“Leggiamo con interesse lo studio recentemente pubblicato da Tré-Hardy et al., che ha riferito che gli eventi avversi (AE) dopo la prima dose di vaccino mRNA-1273/Moderna sono maggiori in chi precedentemente è stato positivo al COVID-19“. E’ quanto scrivono i ricercatori di un’equipe guidati da Rachael Kathleen Raw, su Journal of Infection. I risultati dello studio in questione sono coerenti con altri studi che suggeriscono che i vaccini mRNA possono causare più AE in coloro che hanno una storia di infezione da SARS-CoV-2. Questi risultati, secondo il team guidato da Raw, giustificano ulteriori indagini sugli effetti della precedente storia di COVID-19 sulle reazioni al vaccino, in particolare per comprendere se il tempo tra l’infezione precedente e la somministrazione della vaccinazione o la presenza di “Long-COVID“, può prevedere gli eventi avversi.
Si tratta di un’informazione importante, in quanto potrebbe aiutare ad identificare in anticipo le persone che hanno maggiori probabilità di sperimentare effetti collaterali ai vaccini contro il COVID-19. Inoltre, ci sono implicazioni per quanto riguarda l’esitazione a fare il vaccino, che è in parte guidata dalla paura degli eventi avversi. Come parte di uno studio osservazionale sugli esiti di COVID-19 negli operatori sanitari nel nord-est dell’Inghilterra, i ricercatori hanno valutato gli eventi avversi a seguito delle prime dosi del vaccino BNT162b2/Pfizer, con riferimento ai precedenti COVID-19 e Long-COVID.
Gli operatori sanitari hanno completato un sondaggio elettronico, che ha catturato i sintomi COVID-19 auto-riferiti, i risultati della PCR/anticorpi e gli eventi avversi dopo le prime dosi. La scala di valutazione della tossicità della FDA è stata modificata, consentendo ai partecipanti di auto-segnalare gli eventi avversi per gravità, durata e insorgenza; è stata inclusa anche la linfoadenopatia. È stato calcolato un punteggio composito per la natura e la gravità dei sintomi, per fornire una stima complessiva della morbilità correlata agli eventi avversi. I punteggi AE individuali e compositi sono stati confrontati tra quelli con e senza una precedente storia di COVID-19, come indicato da un precedente risultato positivo dell’anticorpo e/o della PCR auto-riferito.
Long-COVID è stato definito come sintomi che persistono per più di due mesi prima della vaccinazione.

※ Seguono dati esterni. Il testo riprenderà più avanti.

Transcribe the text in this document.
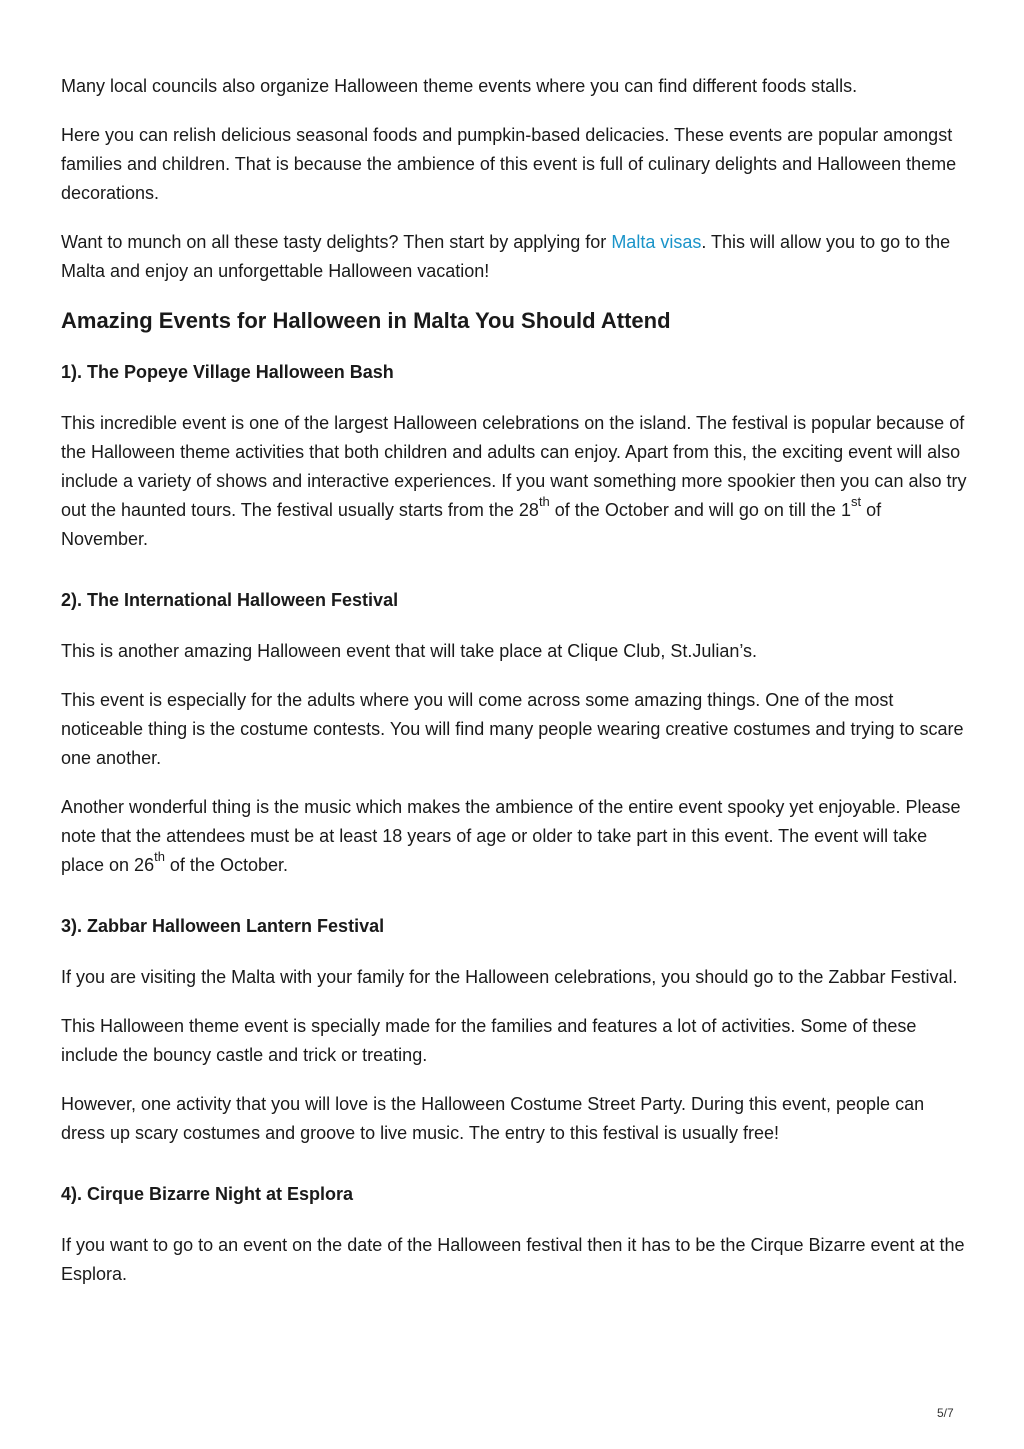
Many local councils also organize Halloween theme events where you can find different foods stalls.

Here you can relish delicious seasonal foods and pumpkin-based delicacies. These events are popular amongst families and children. That is because the ambience of this event is full of culinary delights and Halloween theme decorations.

Want to munch on all these tasty delights? Then start by applying for Malta visas. This will allow you to go to the Malta and enjoy an unforgettable Halloween vacation!

Amazing Events for Halloween in Malta You Should Attend
1). The Popeye Village Halloween Bash

This incredible event is one of the largest Halloween celebrations on the island. The festival is popular because of the Halloween theme activities that both children and adults can enjoy. Apart from this, the exciting event will also include a variety of shows and interactive experiences. If you want something more spookier then you can also try out the haunted tours. The festival usually starts from the 28th of the October and will go on till the 1st of November.

2). The International Halloween Festival

This is another amazing Halloween event that will take place at Clique Club, St.Julian’s.

This event is especially for the adults where you will come across some amazing things. One of the most noticeable thing is the costume contests. You will find many people wearing creative costumes and trying to scare one another.

Another wonderful thing is the music which makes the ambience of the entire event spooky yet enjoyable. Please note that the attendees must be at least 18 years of age or older to take part in this event. The event will take place on 26th of the October.

3). Zabbar Halloween Lantern Festival

If you are visiting the Malta with your family for the Halloween celebrations, you should go to the Zabbar Festival.

This Halloween theme event is specially made for the families and features a lot of activities. Some of these include the bouncy castle and trick or treating.

However, one activity that you will love is the Halloween Costume Street Party. During this event, people can dress up scary costumes and groove to live music. The entry to this festival is usually free!

4). Cirque Bizarre Night at Esplora

If you want to go to an event on the date of the Halloween festival then it has to be the Cirque Bizarre event at the Esplora.

5/7
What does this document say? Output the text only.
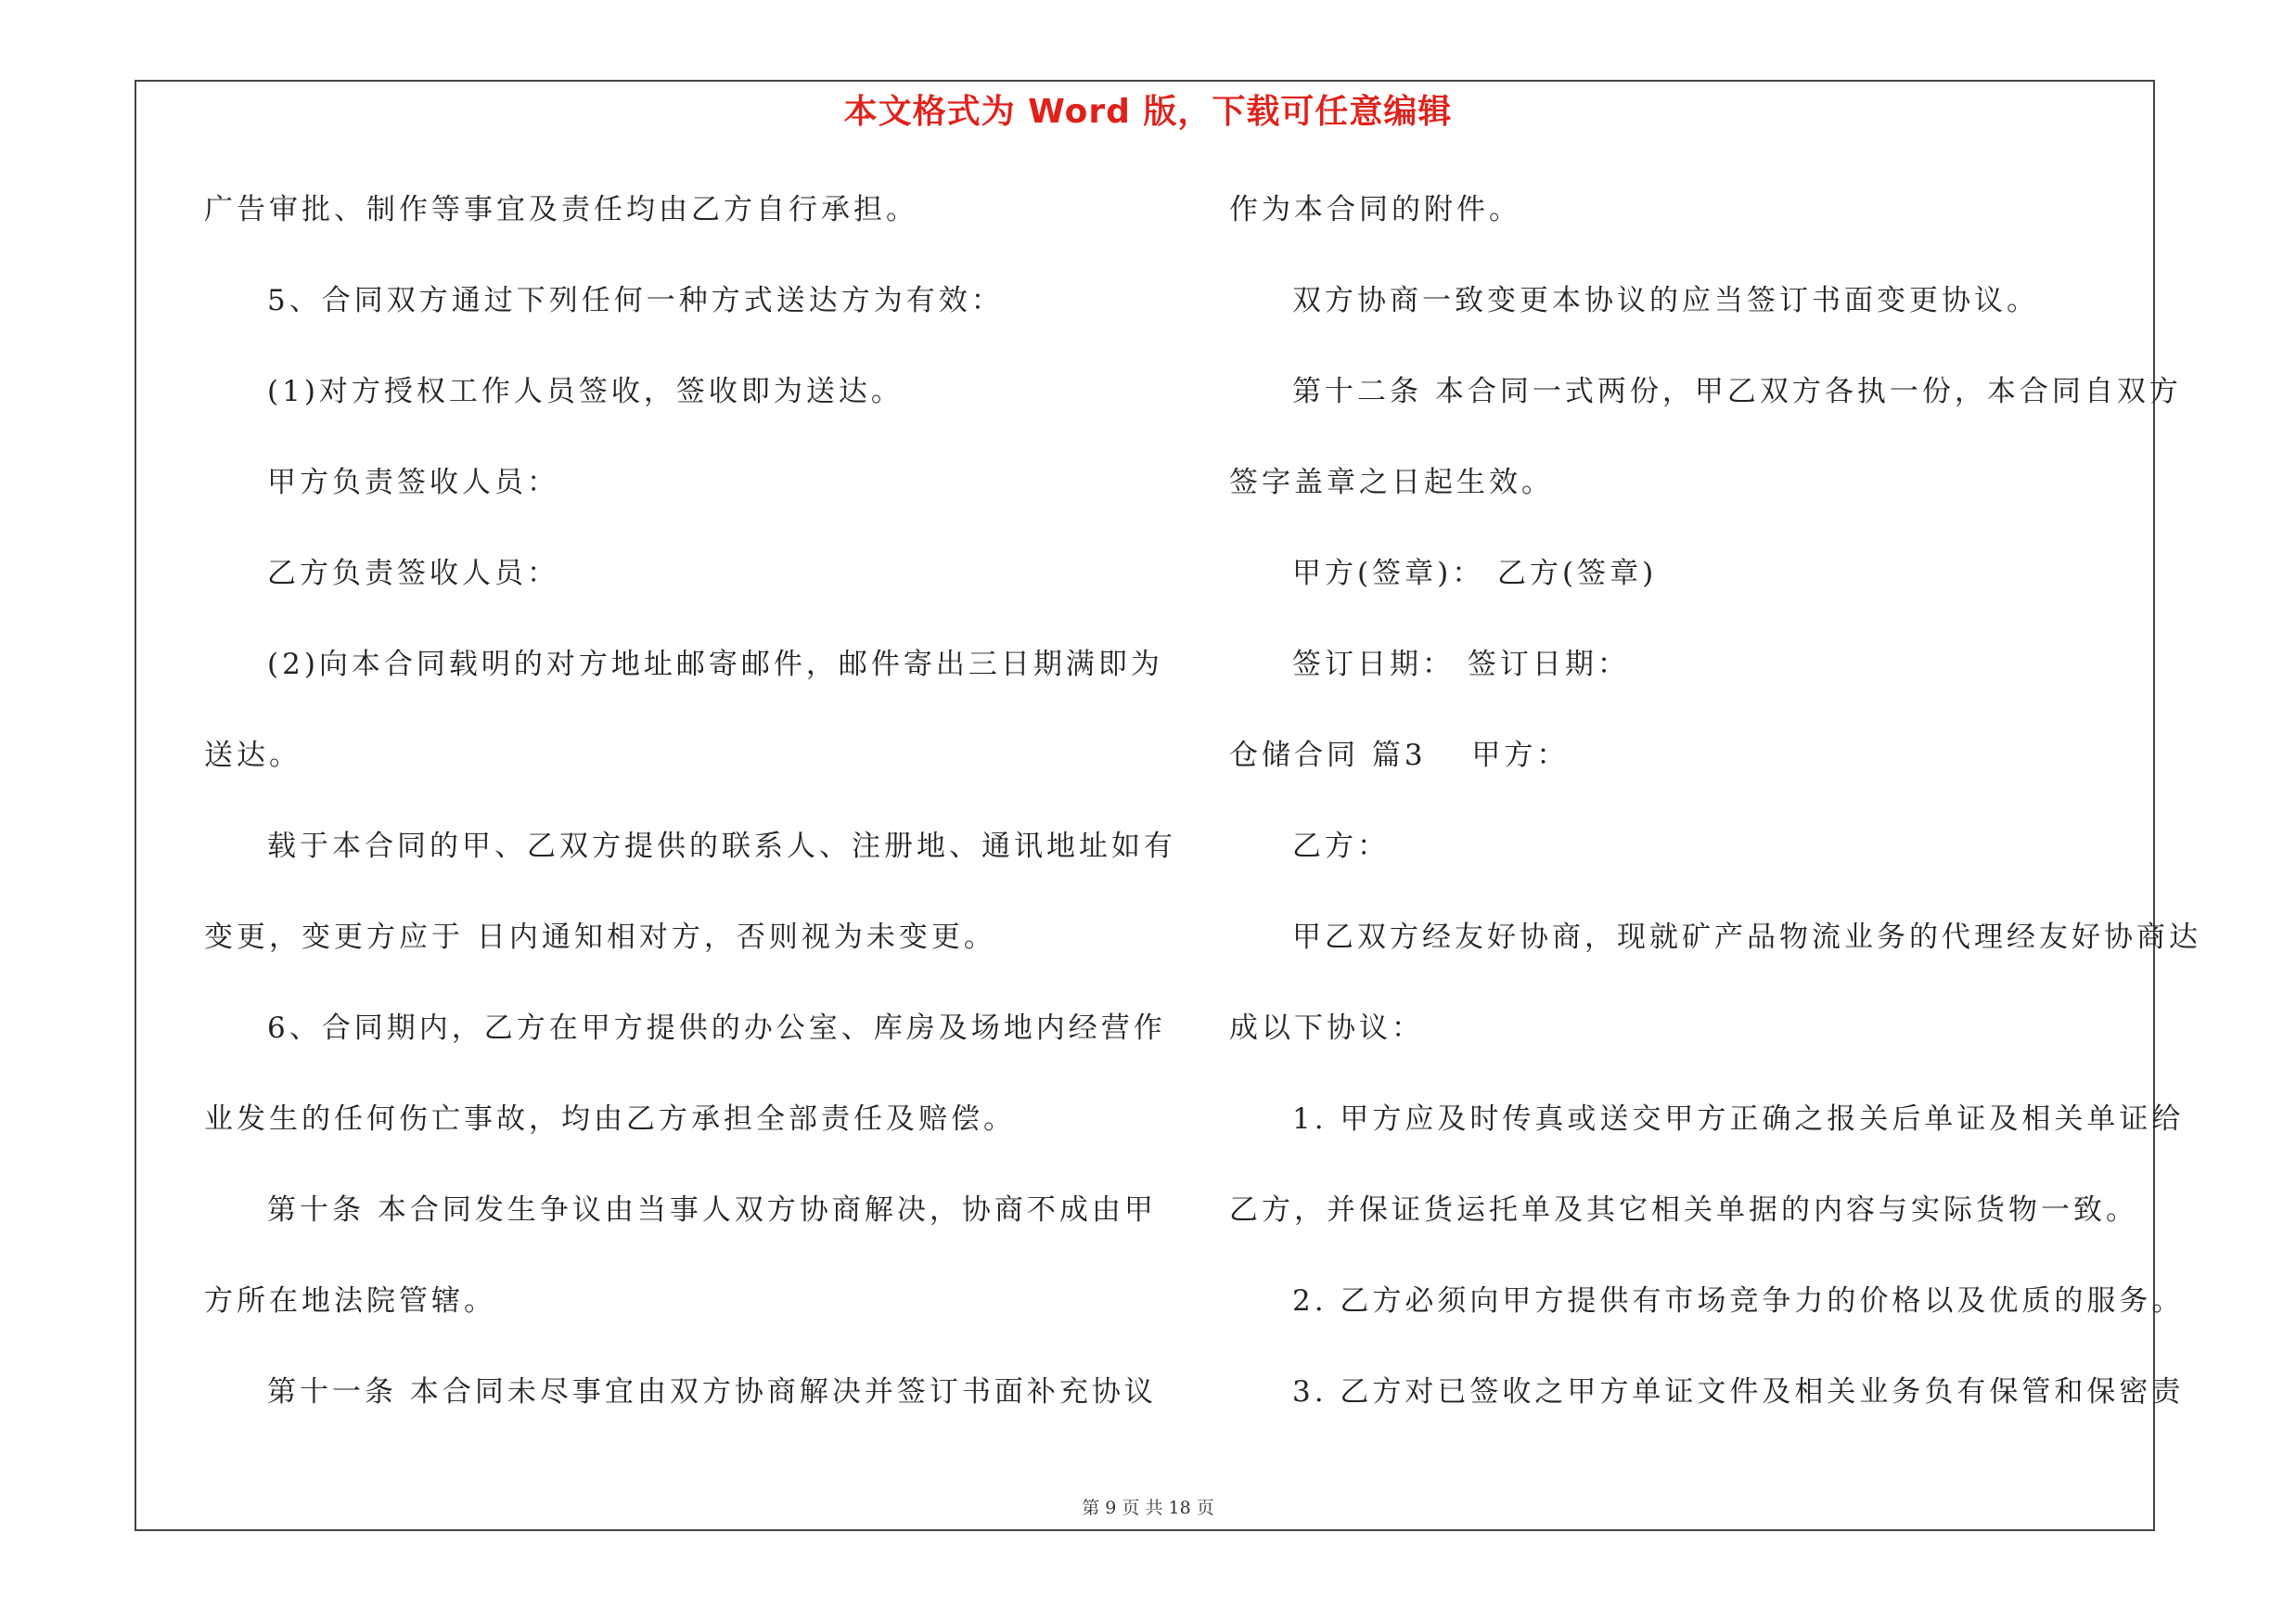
本文格式为 Word 版，下载可任意编辑
广告审批、制作等事宜及责任均由乙方自行承担。
5、合同双方通过下列任何一种方式送达方为有效：
(1)对方授权工作人员签收，签收即为送达。
甲方负责签收人员：
乙方负责签收人员：
(2)向本合同载明的对方地址邮寄邮件，邮件寄出三日期满即为
送达。
载于本合同的甲、乙双方提供的联系人、注册地、通讯地址如有
变更，变更方应于 日内通知相对方，否则视为未变更。
6、合同期内，乙方在甲方提供的办公室、库房及场地内经营作
业发生的任何伤亡事故，均由乙方承担全部责任及赔偿。
第十条 本合同发生争议由当事人双方协商解决，协商不成由甲
方所在地法院管辖。
第十一条 本合同未尽事宜由双方协商解决并签订书面补充协议
作为本合同的附件。
双方协商一致变更本协议的应当签订书面变更协议。
第十二条 本合同一式两份，甲乙双方各执一份，本合同自双方
签字盖章之日起生效。
甲方(签章)： 乙方(签章)
签订日期： 签订日期：
仓储合同 篇3　 甲方：
乙方：
甲乙双方经友好协商，现就矿产品物流业务的代理经友好协商达
成以下协议：
1. 甲方应及时传真或送交甲方正确之报关后单证及相关单证给
乙方，并保证货运托单及其它相关单据的内容与实际货物一致。
2. 乙方必须向甲方提供有市场竞争力的价格以及优质的服务。
3. 乙方对已签收之甲方单证文件及相关业务负有保管和保密责

第 9 页 共 18 页
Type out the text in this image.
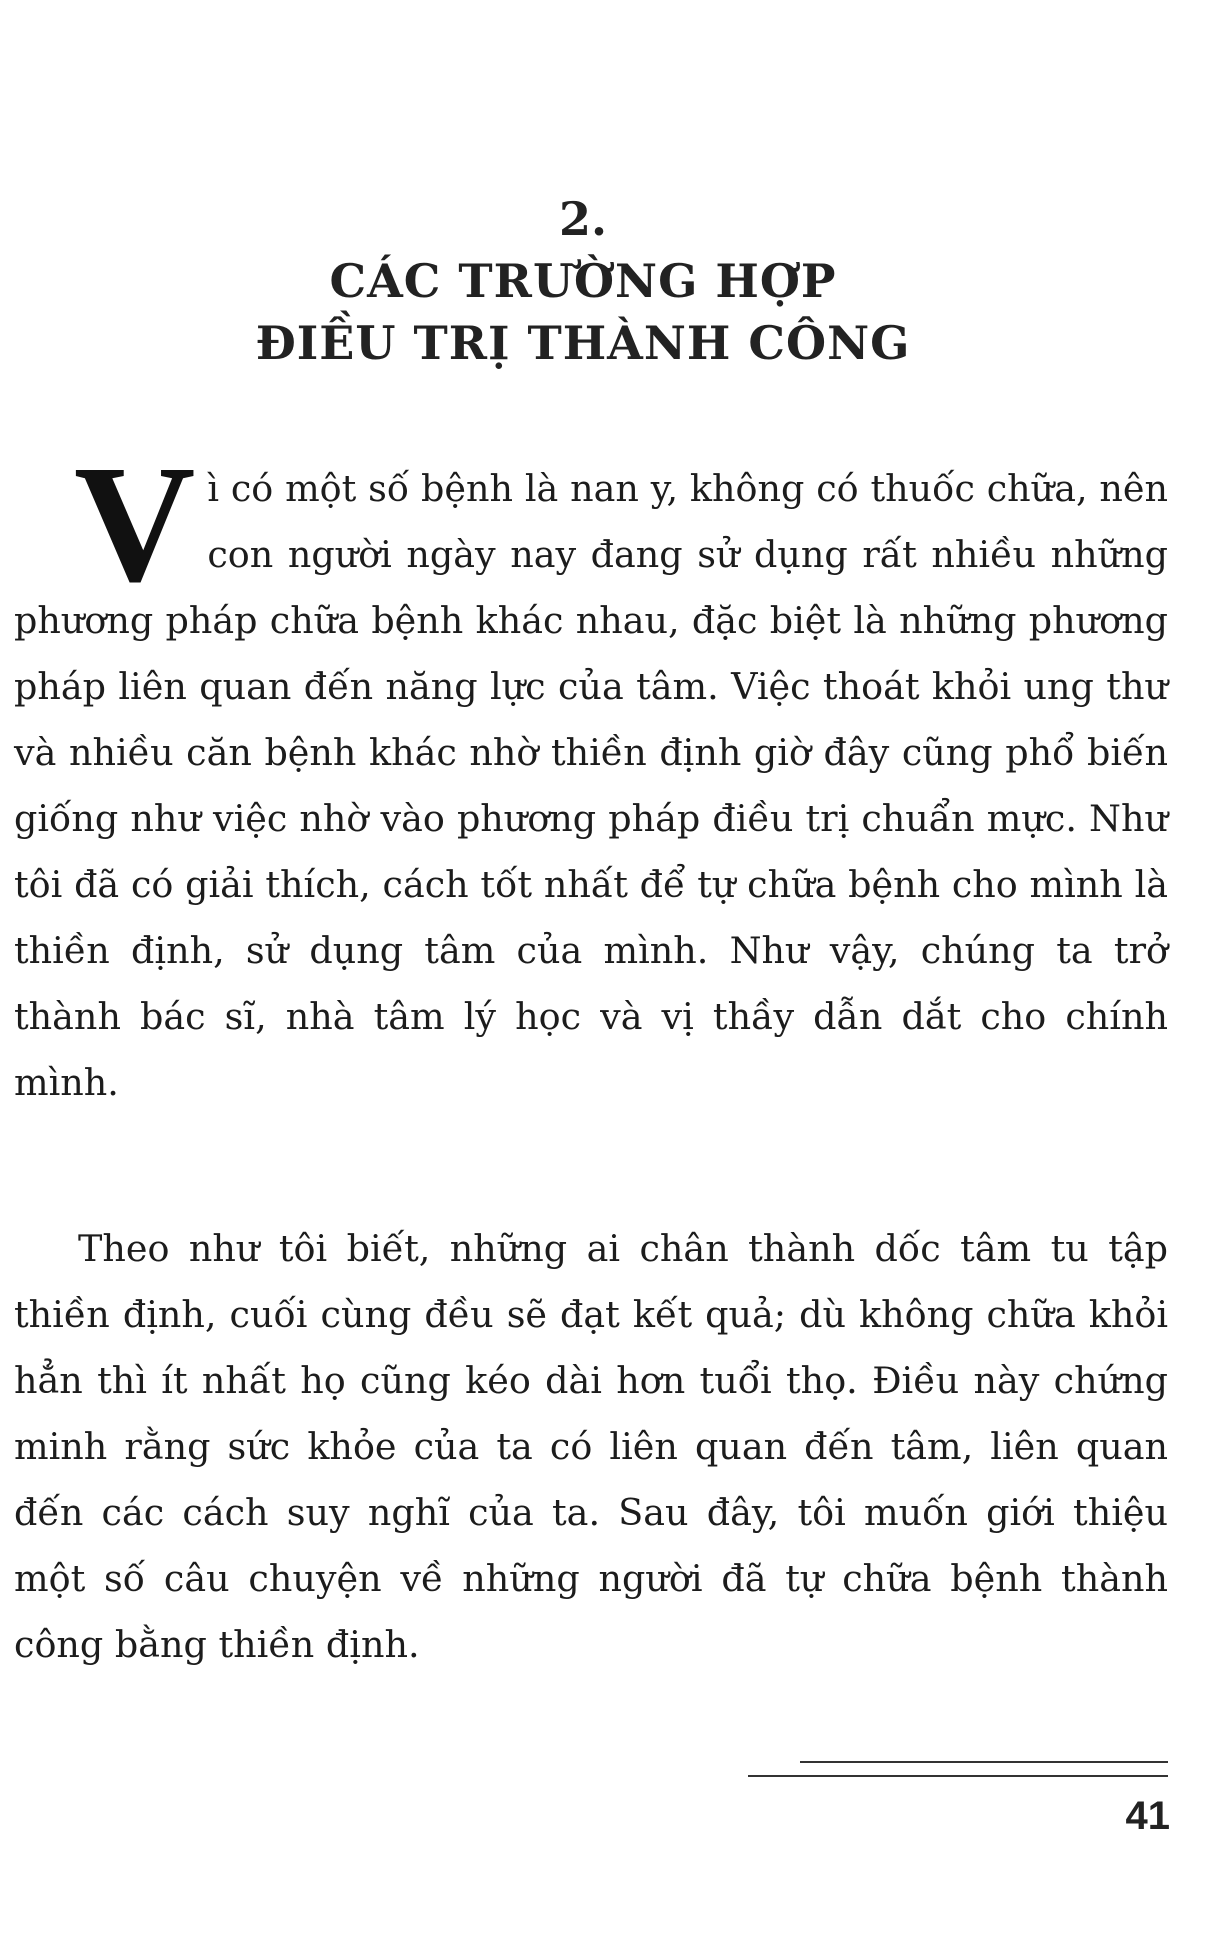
2.
CÁC TRƯỜNG HỢP
ĐIỀU TRỊ THÀNH CÔNG
Vì có một số bệnh là nan y, không có thuốc chữa, nên con người ngày nay đang sử dụng rất nhiều những phương pháp chữa bệnh khác nhau, đặc biệt là những phương pháp liên quan đến năng lực của tâm. Việc thoát khỏi ung thư và nhiều căn bệnh khác nhờ thiền định giờ đây cũng phổ biến giống như việc nhờ vào phương pháp điều trị chuẩn mực. Như tôi đã có giải thích, cách tốt nhất để tự chữa bệnh cho mình là thiền định, sử dụng tâm của mình. Như vậy, chúng ta trở thành bác sĩ, nhà tâm lý học và vị thầy dẫn dắt cho chính mình.
Theo như tôi biết, những ai chân thành dốc tâm tu tập thiền định, cuối cùng đều sẽ đạt kết quả; dù không chữa khỏi hẳn thì ít nhất họ cũng kéo dài hơn tuổi thọ. Điều này chứng minh rằng sức khỏe của ta có liên quan đến tâm, liên quan đến các cách suy nghĩ của ta. Sau đây, tôi muốn giới thiệu một số câu chuyện về những người đã tự chữa bệnh thành công bằng thiền định.
41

Sono stati considerati anche gli effetti dell’età, del sesso e del tempo tra l’infezione passata e la vaccinazione Gli intervistati che hanno consentito l’accesso ai risultati di laboratorio, hanno formato un sottogruppo per un'”analisi di sensibilità“.
Dei 974 operatori sanitari (di età compresa tra 19 e 72 anni) che hanno risposto al sondaggio e hanno fornito dati completi per l’analisi, 265 (27%) partecipanti (84% donne, età media 48,9) hanno riportato un precedente risultato positivo della PCR e/o degli anticorpi, e 709 (80% femmine, età media 47,0) non avevano una storia di COVID-19. All’interno del precedente gruppo COVID-19 (sintomi mediani 8,9 mesi prima della vaccinazione), 30 (83% donne, età media 48,8 anni) si sono lamentati di long COVID.
La percentuale di partecipanti che hanno riportato almeno un sintomo da moderato a severo era più alta nel precedente gruppo COVID-19. L’insorgenza dei sintomi è stata per lo più entro 24 h (75%) senza insorgenza dopo le 48 h. Il numero e la durata totale dei sintomi riportati erano maggiori nelle donne e significativamente diminuito con l’età. Dopo aver controllato per età e sesso, numero di sintomi più alti erano significativamente associati alla segnalazione di precedenti COVID-19.